Progress of Existing NCR Land Development
Projects
As at 31 December 2008, 128,390 hectares of NCR Land have been planted with
oil palm. Out of this 44,907 hectares were planted under the New Concept
of Development on NCR Land. Out of the areas developed under the New
Concept, 62.08% or 27,877.59 hectares were in production.
Upcoming Projects
The Ministry is fully committed in achieving the target set by the State
government of having 400,000 ha of NCR land fully developed into oil palm
plantations by the year 2010. In this respect another 22
new NCR land areas throughout the State have been processed. By 31 March 2009 another 22 areas had been approved for development under the New Concept, bring the cumulative total to fifty-eight (58).
PRIVATE SECTOR PARTICIPATION IN NATIVE
CUSTOMARY RIGHTS (NCR) LAND DEVELOPMENT
The State Government of Sarawak has long encouraged the private sector to
take the lead in large scale land development for plantations. The New
Concept of Land Development on NCR Land was formulated to further enable
the private sector to be actively involved in the commercial development
of the vast, but underutilized, NCR land found throughout the state.
Private sector companies interested to invest in NCR
land development has to apply to either the Ministry of Land Development
or the Land Custody and Development Authority to register their interest.

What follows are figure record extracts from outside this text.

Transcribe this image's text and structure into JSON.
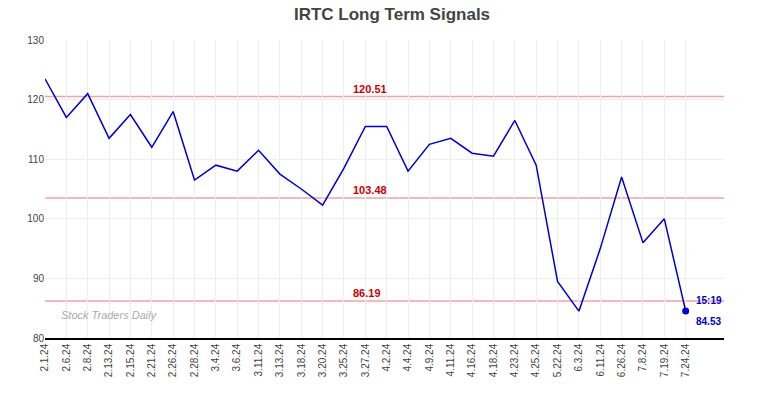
{
  "chart_data": {
    "type": "line",
    "title": "IRTC Long Term Signals",
    "categories": [
      "2.1.24",
      "2.6.24",
      "2.8.24",
      "2.13.24",
      "2.15.24",
      "2.21.24",
      "2.26.24",
      "2.28.24",
      "3.4.24",
      "3.6.24",
      "3.11.24",
      "3.13.24",
      "3.18.24",
      "3.20.24",
      "3.25.24",
      "3.27.24",
      "4.2.24",
      "4.4.24",
      "4.9.24",
      "4.11.24",
      "4.16.24",
      "4.18.24",
      "4.23.24",
      "4.25.24",
      "5.22.24",
      "6.3.24",
      "6.11.24",
      "6.26.24",
      "7.8.24",
      "7.19.24",
      "7.24.24"
    ],
    "values": [
      123.5,
      117.0,
      121.0,
      113.5,
      117.5,
      112.0,
      118.0,
      106.5,
      109.0,
      108.0,
      111.5,
      107.5,
      105.0,
      102.3,
      108.5,
      115.5,
      115.5,
      108.0,
      112.5,
      113.5,
      111.0,
      110.5,
      116.5,
      109.0,
      89.5,
      84.5,
      95.0,
      107.0,
      96.0,
      100.0,
      84.53
    ],
    "color": "#0000cc",
    "hlines": [
      {
        "value": 120.51,
        "label": "120.51",
        "color": "#cc0000"
      },
      {
        "value": 103.48,
        "label": "103.48",
        "color": "#cc0000"
      },
      {
        "value": 86.19,
        "label": "86.19",
        "color": "#cc0000"
      }
    ],
    "annotations": [
      {
        "text": "15:19"
      },
      {
        "text": "84.53"
      }
    ],
    "watermark": "Stock Traders Daily",
    "ylim": [
      80,
      130
    ],
    "yticks": [
      80,
      90,
      100,
      110,
      120,
      130
    ],
    "grid": true
  }
}
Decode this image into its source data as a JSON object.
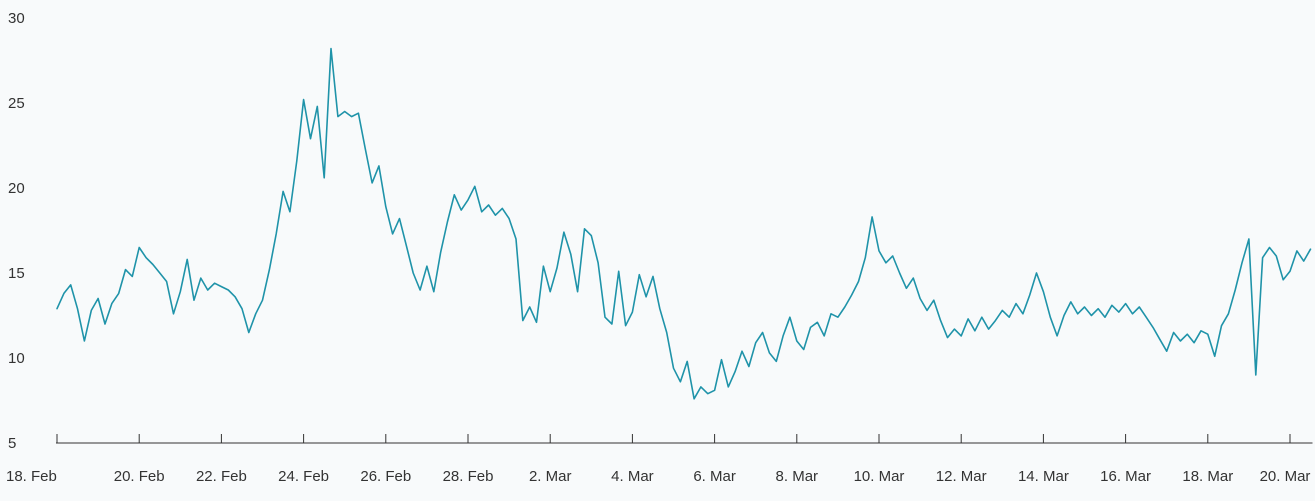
{
  "chart_data": {
    "type": "line",
    "title": "",
    "xlabel": "",
    "ylabel": "",
    "grid": false,
    "legend": false,
    "background_color": "#f8fafb",
    "axis_color": "#333333",
    "label_color": "#333333",
    "ylim": [
      5,
      30
    ],
    "y_ticks": [
      5,
      10,
      15,
      20,
      25,
      30
    ],
    "x_ticks": {
      "days": [
        0,
        2,
        4,
        6,
        8,
        10,
        12,
        14,
        16,
        18,
        20,
        22,
        24,
        26,
        28,
        30
      ],
      "labels": [
        "18. Feb",
        "20. Feb",
        "22. Feb",
        "24. Feb",
        "26. Feb",
        "28. Feb",
        "2. Mar",
        "4. Mar",
        "6. Mar",
        "8. Mar",
        "10. Mar",
        "12. Mar",
        "14. Mar",
        "16. Mar",
        "18. Mar",
        "20. Mar"
      ]
    },
    "samples_per_day": 6,
    "series": [
      {
        "color": "#1f93a9",
        "line_width": 1.6,
        "values": [
          12.9,
          13.8,
          14.3,
          12.9,
          11.0,
          12.8,
          13.5,
          12.0,
          13.2,
          13.8,
          15.2,
          14.8,
          16.5,
          15.9,
          15.5,
          15.0,
          14.5,
          12.6,
          13.9,
          15.8,
          13.4,
          14.7,
          14.0,
          14.4,
          14.2,
          14.0,
          13.6,
          12.9,
          11.5,
          12.6,
          13.4,
          15.2,
          17.3,
          19.8,
          18.6,
          21.6,
          25.2,
          22.9,
          24.8,
          20.6,
          28.2,
          24.2,
          24.5,
          24.2,
          24.4,
          22.3,
          20.3,
          21.3,
          18.9,
          17.3,
          18.2,
          16.6,
          15.0,
          14.0,
          15.4,
          13.9,
          16.2,
          18.0,
          19.6,
          18.7,
          19.3,
          20.1,
          18.6,
          19.0,
          18.4,
          18.8,
          18.2,
          17.0,
          12.2,
          13.0,
          12.1,
          15.4,
          13.9,
          15.3,
          17.4,
          16.1,
          13.9,
          17.6,
          17.2,
          15.6,
          12.4,
          12.0,
          15.1,
          11.9,
          12.7,
          14.9,
          13.6,
          14.8,
          12.9,
          11.5,
          9.4,
          8.6,
          9.8,
          7.6,
          8.3,
          7.9,
          8.1,
          9.9,
          8.3,
          9.2,
          10.4,
          9.5,
          10.9,
          11.5,
          10.3,
          9.8,
          11.3,
          12.4,
          11.0,
          10.5,
          11.8,
          12.1,
          11.3,
          12.6,
          12.4,
          13.0,
          13.7,
          14.5,
          15.9,
          18.3,
          16.3,
          15.6,
          16.0,
          15.0,
          14.1,
          14.7,
          13.5,
          12.8,
          13.4,
          12.2,
          11.2,
          11.7,
          11.3,
          12.3,
          11.6,
          12.4,
          11.7,
          12.2,
          12.8,
          12.4,
          13.2,
          12.6,
          13.7,
          15.0,
          13.9,
          12.4,
          11.3,
          12.5,
          13.3,
          12.6,
          13.0,
          12.5,
          12.9,
          12.4,
          13.1,
          12.7,
          13.2,
          12.6,
          13.0,
          12.4,
          11.8,
          11.1,
          10.4,
          11.5,
          11.0,
          11.4,
          10.9,
          11.6,
          11.4,
          10.1,
          11.9,
          12.6,
          14.0,
          15.6,
          17.0,
          9.0,
          15.9,
          16.5,
          16.0,
          14.6,
          15.1,
          16.3,
          15.7,
          16.4
        ]
      }
    ]
  }
}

The following information/documents should be submitted together with
their applications:
| 1. |
Up-to-date Corporate Profile for the Company, and if
applicable, for the Group also. |
| 2. |
Memorandum and Articles of Association |
| 3. |
Form 24 |
| 4. |
Form 9 & 13 (if applicable) |
| 5. |
Form 49 |
| 6. |
Annual Reports for the last 5 years incorporating the
audited Financial Statements. |
| 7. |
List of persons holdings shares in the Company and an
account of the shares held extracted from the Companys latest Annual
Return. |
| 8. |
Supporting evidence of relevant technical and management
capability if core business has been outside the oil palm plantation
industry. |
| 9. |
A Detailed Project Proposal (if applicant has details of
the area applied for or has undertaken field reconnaissance survey of
the area) or a Preliminary Project Proposal if details of the area
applied for are not available.
In either case, the Project Proposal must include the following:
(i) An implementation/development plan
(ii) A financing plan which should also state clearly the source and cost
of fund
(iii) An analysis of financial viability in terms of IRR, NPV,
Break-even measures such as the Payback Period and/or the accounting
break-even point, and
(iv) Sensitivity analysis.
All
assumptions used must be clearly stated.